Siswa-siswi sibuk melihat papan tulis di depan kelasku. Mereka menyebutnya mading, tapi aku tetap berfikir bahwa itu adalah papan tulis yang berada di luar ruangan kelas. Mungkin karena memang kenyataannya, bukan majalah yang tertulis di sana, saat itu yang banyak tertulis adalah pengumuman remidial dan daftar nilai-nilai para siswa. Kami semua sibuk. Aku pun sangat sibuk karena harus membagi waktu untuk dua kepentingan yang berbeda. Remidial atau porak?
"Kumpul pukul enam, telat 1 menit 1 push up", itulah perkataan ketua Osis. Hari itu aku tiba di sekolah pukul 7.45, tentu aku harus push up sebanyak 45kali. Ditambah setelah itu kami harus membersihkan lapangan yang akan digunakan pekan olahraga antar kelas. Namun saat pertandingan dimulai, aku tak begitu sibuk, karena biasanya yang menentukan adalah persiapan kita dalam menghadapi aktivitas yang hendak kita jalani. Saat itu banyak sekali remidial, hal yang paling laris pada masa ini adalah kertas polio. Mengapa? Guru kami biasanya memberikan perbaikan melalui tugas yang amat sangat begitu banyak menumpuk dan membuat kami hampir gila. Aku masih ingat, saat itu Putra selalu saja mengalami remidial. Entah mengapa aku tak mau! Aku tak tega membayangkan dirinya terus menulis tugas yang begitu banyaknya. Sesekali aku membantunya, sekedar meringankan bebannya. Walau dia tak mau, terkadang aku selalu memaksanya. Ya, tetapi melalui sms. Aku tak berani berbicara banyak di hadapannya. Aku amat sangat bawel padanya saat di sms, bukan di kenyataan. Pada dunia sebenarnya, kami biasa saja, seolah tak terjadi apa-apa. Tapi tak apalah, aku sangat bahagia bisa membantunya. Aku tak peduli bila harus menulis semalaman, hanya untuknya. Walaupun pada saat malam itu dia tidak hadir, aku tak apa. Aku bahagia bisa membantunya. 
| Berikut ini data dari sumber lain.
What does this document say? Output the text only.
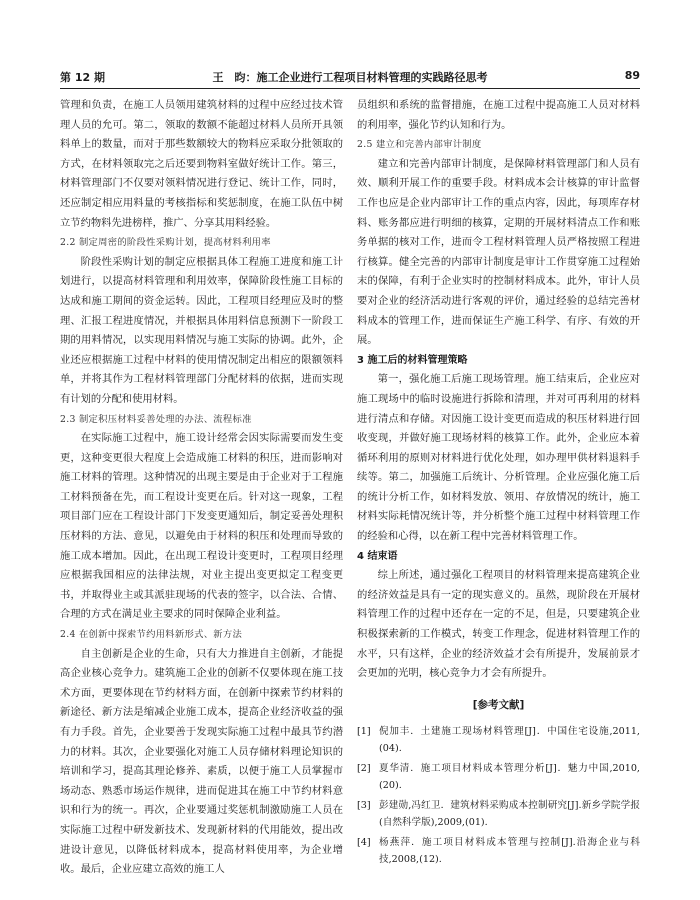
第 12 期	王　昀：施工企业进行工程项目材料管理的实践路径思考	89

管理和负责，在施工人员领用建筑材料的过程中应经过技术管理人员的允可。第二，领取的数额不能超过材料人员所开具领料单上的数量，而对于那些数额较大的物料应采取分批领取的方式，在材料领取完之后还要到物料室做好统计工作。第三，材料管理部门不仅要对领料情况进行登记、统计工作，同时，还应制定相应用料量的考核指标和奖惩制度，在施工队伍中树立节约物料先进榜样，推广、分享其用料经验。

2.2 制定周密的阶段性采购计划，提高材料利用率

阶段性采购计划的制定应根据具体工程施工进度和施工计划进行，以提高材料管理和利用效率，保障阶段性施工目标的达成和施工期间的资金运转。因此，工程项目经理应及时的整理、汇报工程进度情况，并根据具体用料信息预测下一阶段工期的用料情况，以实现用料情况与施工实际的协调。此外，企业还应根据施工过程中材料的使用情况制定出相应的限额领料单，并将其作为工程材料管理部门分配材料的依据，进而实现有计划的分配和使用材料。

2.3 制定积压材料妥善处理的办法、流程标准

在实际施工过程中，施工设计经常会因实际需要而发生变更，这种变更很大程度上会造成施工材料的积压，进而影响对施工材料的管理。这种情况的出现主要是由于企业对于工程施工材料预备在先，而工程设计变更在后。针对这一现象，工程项目部门应在工程设计部门下发变更通知后，制定妥善处理积压材料的方法、意见，以避免由于材料的积压和处理而导致的施工成本增加。因此，在出现工程设计变更时，工程项目经理应根据我国相应的法律法规，对业主提出变更拟定工程变更书，并取得业主或其派驻现场的代表的签字，以合法、合情、合理的方式在满足业主要求的同时保障企业利益。

2.4 在创新中探索节约用料新形式、新方法

自主创新是企业的生命，只有大力推进自主创新，才能提高企业核心竞争力。建筑施工企业的创新不仅要体现在施工技术方面，更要体现在节约材料方面，在创新中探索节约材料的新途径、新方法是缩减企业施工成本，提高企业经济收益的强有力手段。首先，企业要善于发现实际施工过程中最具节约潜力的材料。其次，企业要强化对施工人员存储材料理论知识的培训和学习，提高其理论修养、素质，以便于施工人员掌握市场动态、熟悉市场运作规律，进而促进其在施工中节约材料意识和行为的统一。再次，企业要通过奖惩机制激励施工人员在实际施工过程中研发新技术、发现新材料的代用能效，提出改进设计意见，以降低材料成本，提高材料使用率，为企业增收。最后，企业应建立高效的施工人

员组织和系统的监督措施，在施工过程中提高施工人员对材料的利用率，强化节约认知和行为。

2.5 建立和完善内部审计制度

建立和完善内部审计制度，是保障材料管理部门和人员有效、顺利开展工作的重要手段。材料成本会计核算的审计监督工作也应是企业内部审计工作的重点内容，因此，每项库存材料、账务都应进行明细的核算，定期的开展材料清点工作和账务单据的核对工作，进而令工程材料管理人员严格按照工程进行核算。健全完善的内部审计制度是审计工作贯穿施工过程始末的保障，有利于企业实时的控制材料成本。此外，审计人员要对企业的经济活动进行客观的评价，通过经验的总结完善材料成本的管理工作，进而保证生产施工科学、有序、有效的开展。

3 施工后的材料管理策略

第一，强化施工后施工现场管理。施工结束后，企业应对施工现场中的临时设施进行拆除和清理，并对可再利用的材料进行清点和存储。对因施工设计变更而造成的积压材料进行回收变现，并做好施工现场材料的核算工作。此外，企业应本着循环利用的原则对材料进行优化处理，如办理甲供材料退料手续等。第二，加强施工后统计、分析管理。企业应强化施工后的统计分析工作，如材料发放、领用、存放情况的统计，施工材料实际耗情况统计等，并分析整个施工过程中材料管理工作的经验和心得，以在新工程中完善材料管理工作。

4 结束语

综上所述，通过强化工程项目的材料管理来提高建筑企业的经济效益是具有一定的现实意义的。虽然，现阶段在开展材料管理工作的过程中还存在一定的不足，但是，只要建筑企业积极探索新的工作模式，转变工作理念，促进材料管理工作的水平，只有这样，企业的经济效益才会有所提升，发展前景才会更加的光明，核心竞争力才会有所提升。

[参考文献]
[1] 倪加丰．土建施工现场材料管理[J]．中国住宅设施,2011,(04).
[2] 夏华清．施工项目材料成本管理分析[J]．魅力中国,2010,(20).
[3] 彭建勋,冯红卫．建筑材料采购成本控制研究[J].新乡学院学报(自然科学版),2009,(01).
[4] 杨燕萍．施工项目材料成本管理与控制[J].沿海企业与科技,2008,(12).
Kami semakin dekat, namun tak banyak yang tahu. Aku hanya bercerita tentangnya kepada wati. Dia teman paling dekat bagiku pada saat itu. Dia mengerti apa yang kurasakan. Terkadang dia menyemangatiku saat ku terjatuh ke dalam sumur kesedihanku. Namun, aku masih tetap bersyuku. Walaupun banyak hal yang menyakitkan di hidupku saat ku mencintai dirinya, semua itu dapat kuimbangi dengan kesejukan hatiku dari segala yang ada pada dirinya. Semoga saja dia mengerti, bahwa hati ini tulus. Cinta ini suci dan aku tak mau menodainya walau oleh setitik tinta hitam. Aku yakin, dengan menjadikannya sebagai inspirasi hidupku, apapun yang kulakukan, kelelahan bahkan kehancuran sekalipun, aku dapat melaluinya dengan senyuman.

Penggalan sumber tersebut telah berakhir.